What happened
Zscaler ThreatLabz identified two live indirect-prompt-injection campaigns targeting web-browsing AI agents: one uses SEO-poisoned fake package documentation to trick agents into paying for a bogus API key, the other typosquats the DeBank DeFi platform to gain agent trust. In controlled testing, several production LLMs autonomously executed the embedded payment instructions or trusted the fraudulent site.
Why it matters
This is one of the first documented cases of prompt injection converted directly into financial loss via autonomous AI-agent payment execution, demonstrating that public web content and search rankings are now a practical attack surface for AI agents with real-world purchasing/payment authority — a novel and directly monetizable agentic attack class distinct from previously-seen data-exfiltration or RCE-focused prompt injection.
Attack vector
Threat actors embed indirect prompt injections in hidden HTML, Schema.org PaymentRequest markup, and SEO-poisoned fake documentation (e.g. for a typosquatted Python package 'requests-secure-v2') and a typosquatted DeFi site impersonating DeBank (debank[.]auction).
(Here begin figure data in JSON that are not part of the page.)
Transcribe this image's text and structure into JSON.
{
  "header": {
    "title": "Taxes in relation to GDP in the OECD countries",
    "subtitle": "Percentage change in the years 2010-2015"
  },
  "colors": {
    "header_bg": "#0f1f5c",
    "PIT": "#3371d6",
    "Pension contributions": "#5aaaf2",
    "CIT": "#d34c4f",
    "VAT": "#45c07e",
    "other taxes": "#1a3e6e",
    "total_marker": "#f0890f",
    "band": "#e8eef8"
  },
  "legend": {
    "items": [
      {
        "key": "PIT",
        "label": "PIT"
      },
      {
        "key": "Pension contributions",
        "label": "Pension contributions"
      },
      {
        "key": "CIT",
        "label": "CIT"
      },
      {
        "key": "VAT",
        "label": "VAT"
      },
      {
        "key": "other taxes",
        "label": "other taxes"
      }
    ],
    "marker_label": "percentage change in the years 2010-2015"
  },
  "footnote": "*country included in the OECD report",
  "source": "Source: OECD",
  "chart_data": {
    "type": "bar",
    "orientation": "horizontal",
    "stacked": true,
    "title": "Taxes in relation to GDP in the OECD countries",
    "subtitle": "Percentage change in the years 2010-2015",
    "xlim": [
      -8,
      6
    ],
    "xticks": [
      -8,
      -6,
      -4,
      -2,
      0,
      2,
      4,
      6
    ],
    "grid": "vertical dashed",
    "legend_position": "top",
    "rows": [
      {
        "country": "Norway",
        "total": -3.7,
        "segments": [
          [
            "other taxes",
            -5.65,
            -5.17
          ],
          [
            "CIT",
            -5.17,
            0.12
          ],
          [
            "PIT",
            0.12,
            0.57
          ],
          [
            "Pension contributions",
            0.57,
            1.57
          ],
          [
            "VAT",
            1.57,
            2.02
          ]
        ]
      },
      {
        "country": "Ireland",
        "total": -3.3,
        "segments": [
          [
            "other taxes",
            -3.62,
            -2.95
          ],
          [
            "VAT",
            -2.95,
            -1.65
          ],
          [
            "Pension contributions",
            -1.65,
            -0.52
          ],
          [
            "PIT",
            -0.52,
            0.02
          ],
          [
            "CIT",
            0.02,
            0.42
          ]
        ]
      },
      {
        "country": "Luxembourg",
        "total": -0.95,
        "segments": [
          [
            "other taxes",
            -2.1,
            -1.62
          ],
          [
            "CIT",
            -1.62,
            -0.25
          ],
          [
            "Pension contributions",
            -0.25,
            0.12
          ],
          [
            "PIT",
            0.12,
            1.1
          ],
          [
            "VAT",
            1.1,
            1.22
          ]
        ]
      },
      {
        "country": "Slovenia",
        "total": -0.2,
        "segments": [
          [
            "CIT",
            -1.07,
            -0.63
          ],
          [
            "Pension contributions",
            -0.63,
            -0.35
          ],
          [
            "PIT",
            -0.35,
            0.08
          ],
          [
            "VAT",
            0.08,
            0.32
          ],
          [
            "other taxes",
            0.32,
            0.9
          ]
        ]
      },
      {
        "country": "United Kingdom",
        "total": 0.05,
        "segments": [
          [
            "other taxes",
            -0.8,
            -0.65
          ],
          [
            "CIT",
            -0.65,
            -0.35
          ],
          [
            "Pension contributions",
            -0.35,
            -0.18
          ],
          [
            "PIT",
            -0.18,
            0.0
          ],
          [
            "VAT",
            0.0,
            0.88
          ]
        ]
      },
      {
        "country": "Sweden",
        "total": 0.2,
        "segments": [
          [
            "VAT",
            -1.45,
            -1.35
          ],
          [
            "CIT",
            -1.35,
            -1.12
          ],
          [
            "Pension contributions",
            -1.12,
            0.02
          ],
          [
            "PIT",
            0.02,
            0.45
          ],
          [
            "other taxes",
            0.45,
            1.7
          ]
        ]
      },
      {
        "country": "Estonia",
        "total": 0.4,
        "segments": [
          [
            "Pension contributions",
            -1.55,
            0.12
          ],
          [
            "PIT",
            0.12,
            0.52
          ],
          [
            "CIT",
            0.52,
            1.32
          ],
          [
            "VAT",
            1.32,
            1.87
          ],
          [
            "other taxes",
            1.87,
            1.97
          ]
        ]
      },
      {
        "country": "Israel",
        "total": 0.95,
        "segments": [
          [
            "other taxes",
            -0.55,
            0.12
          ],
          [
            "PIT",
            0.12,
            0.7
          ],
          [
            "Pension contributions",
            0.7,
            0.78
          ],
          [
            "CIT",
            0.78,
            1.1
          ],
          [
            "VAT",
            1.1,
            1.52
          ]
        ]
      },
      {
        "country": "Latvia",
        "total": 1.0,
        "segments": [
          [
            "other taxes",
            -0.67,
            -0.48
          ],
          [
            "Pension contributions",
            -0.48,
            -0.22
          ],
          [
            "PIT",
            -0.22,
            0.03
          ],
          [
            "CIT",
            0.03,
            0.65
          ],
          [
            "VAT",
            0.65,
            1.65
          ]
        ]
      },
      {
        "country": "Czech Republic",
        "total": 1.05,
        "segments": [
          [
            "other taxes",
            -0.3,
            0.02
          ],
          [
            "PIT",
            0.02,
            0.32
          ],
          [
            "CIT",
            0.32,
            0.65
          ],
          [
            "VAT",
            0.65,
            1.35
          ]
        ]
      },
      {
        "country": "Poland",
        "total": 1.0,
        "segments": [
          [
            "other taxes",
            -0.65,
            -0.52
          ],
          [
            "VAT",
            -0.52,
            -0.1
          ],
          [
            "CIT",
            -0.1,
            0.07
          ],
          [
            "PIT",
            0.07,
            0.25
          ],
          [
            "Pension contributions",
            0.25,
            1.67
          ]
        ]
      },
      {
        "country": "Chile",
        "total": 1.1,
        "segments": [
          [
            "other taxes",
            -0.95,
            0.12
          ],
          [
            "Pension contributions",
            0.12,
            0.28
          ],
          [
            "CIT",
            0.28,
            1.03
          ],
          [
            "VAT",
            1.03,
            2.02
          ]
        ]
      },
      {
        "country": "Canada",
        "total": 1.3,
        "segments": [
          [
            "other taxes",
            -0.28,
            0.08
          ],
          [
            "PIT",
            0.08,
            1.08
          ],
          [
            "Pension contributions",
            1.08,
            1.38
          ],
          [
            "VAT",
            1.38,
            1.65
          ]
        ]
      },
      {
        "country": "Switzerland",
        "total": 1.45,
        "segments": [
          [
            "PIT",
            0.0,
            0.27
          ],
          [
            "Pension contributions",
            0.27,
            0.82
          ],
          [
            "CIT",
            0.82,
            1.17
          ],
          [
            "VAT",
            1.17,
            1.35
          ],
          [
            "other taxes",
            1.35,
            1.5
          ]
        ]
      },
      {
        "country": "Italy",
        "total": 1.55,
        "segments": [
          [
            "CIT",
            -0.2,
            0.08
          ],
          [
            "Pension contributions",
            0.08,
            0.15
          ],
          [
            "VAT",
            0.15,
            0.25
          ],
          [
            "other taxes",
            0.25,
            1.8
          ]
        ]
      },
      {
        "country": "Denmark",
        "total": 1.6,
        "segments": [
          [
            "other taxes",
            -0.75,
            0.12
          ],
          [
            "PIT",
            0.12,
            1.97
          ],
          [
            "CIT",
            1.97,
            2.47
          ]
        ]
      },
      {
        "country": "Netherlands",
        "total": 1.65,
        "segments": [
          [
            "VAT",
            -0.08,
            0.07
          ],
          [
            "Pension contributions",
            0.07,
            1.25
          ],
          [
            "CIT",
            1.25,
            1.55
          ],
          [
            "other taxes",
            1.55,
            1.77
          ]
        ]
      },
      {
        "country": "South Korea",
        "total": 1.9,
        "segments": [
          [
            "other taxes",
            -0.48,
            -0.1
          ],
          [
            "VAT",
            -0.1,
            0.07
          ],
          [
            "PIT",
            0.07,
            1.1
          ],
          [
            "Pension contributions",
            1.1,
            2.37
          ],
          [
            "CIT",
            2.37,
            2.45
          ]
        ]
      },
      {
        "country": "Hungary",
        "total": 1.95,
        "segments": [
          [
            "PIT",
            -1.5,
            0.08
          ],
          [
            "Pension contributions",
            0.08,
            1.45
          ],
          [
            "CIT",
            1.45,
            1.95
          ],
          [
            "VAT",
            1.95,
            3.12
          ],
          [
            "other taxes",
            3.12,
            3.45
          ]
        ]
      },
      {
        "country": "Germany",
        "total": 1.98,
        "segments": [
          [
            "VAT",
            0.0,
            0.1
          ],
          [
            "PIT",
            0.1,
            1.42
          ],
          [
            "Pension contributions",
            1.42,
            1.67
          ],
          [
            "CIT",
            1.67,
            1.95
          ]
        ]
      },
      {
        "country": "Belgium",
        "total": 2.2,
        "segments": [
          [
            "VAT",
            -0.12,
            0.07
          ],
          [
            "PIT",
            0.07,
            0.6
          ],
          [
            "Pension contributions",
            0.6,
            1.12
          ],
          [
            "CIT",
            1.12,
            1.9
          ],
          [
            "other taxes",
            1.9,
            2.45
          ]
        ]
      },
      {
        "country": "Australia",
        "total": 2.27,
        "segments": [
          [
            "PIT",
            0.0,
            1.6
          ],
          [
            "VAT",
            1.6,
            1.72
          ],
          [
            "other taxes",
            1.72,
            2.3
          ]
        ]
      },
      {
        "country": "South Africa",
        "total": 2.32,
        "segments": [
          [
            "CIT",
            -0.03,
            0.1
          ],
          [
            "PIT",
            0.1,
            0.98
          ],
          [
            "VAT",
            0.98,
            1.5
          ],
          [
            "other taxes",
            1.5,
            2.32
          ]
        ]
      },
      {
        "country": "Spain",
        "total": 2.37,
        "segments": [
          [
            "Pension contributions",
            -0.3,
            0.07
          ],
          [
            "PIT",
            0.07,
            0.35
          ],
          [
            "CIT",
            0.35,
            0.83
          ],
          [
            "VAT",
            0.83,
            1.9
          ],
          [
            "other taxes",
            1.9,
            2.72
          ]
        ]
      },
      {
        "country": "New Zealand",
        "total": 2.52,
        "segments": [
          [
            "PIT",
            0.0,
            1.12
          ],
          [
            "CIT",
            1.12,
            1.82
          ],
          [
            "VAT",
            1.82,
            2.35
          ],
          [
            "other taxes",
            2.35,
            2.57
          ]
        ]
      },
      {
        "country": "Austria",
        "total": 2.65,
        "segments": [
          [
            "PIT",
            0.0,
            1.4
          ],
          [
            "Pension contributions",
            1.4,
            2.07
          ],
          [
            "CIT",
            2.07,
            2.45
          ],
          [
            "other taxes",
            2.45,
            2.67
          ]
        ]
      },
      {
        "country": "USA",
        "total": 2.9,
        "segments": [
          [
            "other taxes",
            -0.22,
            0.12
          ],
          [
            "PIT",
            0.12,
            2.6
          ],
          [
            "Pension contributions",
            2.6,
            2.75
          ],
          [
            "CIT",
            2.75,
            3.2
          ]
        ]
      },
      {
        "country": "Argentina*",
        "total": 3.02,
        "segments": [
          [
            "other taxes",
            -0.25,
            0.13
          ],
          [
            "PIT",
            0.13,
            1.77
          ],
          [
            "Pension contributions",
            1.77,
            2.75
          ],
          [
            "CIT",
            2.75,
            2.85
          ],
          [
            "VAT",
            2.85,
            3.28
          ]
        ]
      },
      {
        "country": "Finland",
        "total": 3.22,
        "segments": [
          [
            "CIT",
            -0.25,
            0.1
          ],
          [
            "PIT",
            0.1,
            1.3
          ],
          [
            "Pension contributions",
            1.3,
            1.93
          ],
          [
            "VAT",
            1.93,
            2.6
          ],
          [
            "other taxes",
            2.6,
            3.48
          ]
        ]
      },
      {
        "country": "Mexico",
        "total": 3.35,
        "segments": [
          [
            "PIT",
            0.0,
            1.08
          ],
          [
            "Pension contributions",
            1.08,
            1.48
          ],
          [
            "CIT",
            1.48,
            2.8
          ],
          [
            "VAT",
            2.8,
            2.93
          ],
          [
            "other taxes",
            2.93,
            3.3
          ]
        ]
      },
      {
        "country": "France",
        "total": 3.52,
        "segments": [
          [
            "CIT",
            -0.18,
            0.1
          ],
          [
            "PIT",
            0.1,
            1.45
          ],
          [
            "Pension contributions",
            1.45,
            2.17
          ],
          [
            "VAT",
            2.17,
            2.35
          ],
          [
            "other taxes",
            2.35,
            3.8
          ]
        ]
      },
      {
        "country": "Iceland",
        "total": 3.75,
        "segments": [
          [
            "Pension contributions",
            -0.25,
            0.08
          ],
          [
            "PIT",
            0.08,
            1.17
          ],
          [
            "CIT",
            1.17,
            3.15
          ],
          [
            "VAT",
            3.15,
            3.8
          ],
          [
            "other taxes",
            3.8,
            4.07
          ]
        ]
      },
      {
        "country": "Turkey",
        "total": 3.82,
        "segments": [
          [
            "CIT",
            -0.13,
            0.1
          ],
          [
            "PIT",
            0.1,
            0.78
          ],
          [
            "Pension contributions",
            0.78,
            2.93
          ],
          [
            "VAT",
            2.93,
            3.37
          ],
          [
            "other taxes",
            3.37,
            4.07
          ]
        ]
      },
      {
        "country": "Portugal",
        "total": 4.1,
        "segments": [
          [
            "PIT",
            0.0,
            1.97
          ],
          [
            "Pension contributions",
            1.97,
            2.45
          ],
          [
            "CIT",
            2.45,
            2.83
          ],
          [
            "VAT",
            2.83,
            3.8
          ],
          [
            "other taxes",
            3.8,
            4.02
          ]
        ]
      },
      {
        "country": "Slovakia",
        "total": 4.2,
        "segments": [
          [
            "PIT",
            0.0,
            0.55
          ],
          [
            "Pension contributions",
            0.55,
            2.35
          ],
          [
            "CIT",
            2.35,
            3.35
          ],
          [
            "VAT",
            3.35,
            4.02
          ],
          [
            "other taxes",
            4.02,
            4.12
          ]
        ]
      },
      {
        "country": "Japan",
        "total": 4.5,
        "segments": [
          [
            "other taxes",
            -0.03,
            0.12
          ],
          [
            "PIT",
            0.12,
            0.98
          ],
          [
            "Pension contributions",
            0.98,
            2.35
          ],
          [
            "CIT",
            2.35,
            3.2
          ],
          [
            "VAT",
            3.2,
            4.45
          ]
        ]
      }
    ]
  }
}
When an AI agent with browsing/payment capability visits these pages, it parses the hidden structured data as instructions and autonomously executes a cryptocurrency payment to an attacker-controlled wallet, or misclassifies the fraudulent site as legitimate.
Affected systems
Browsing-capable autonomous AI agents integrating multiple commercial and open-weight LLMs (26 models tested)
Mitigation
Restrict AI agents' ability to execute payments autonomously without human approval; validate content sources before acting on structured data; treat Schema.org/structured markup as untrusted data rather than instructions; monitor for known IOCs (Zscaler-published domains, GitHub account 'Open-Agent-Utilities', associated Ethereum wallet).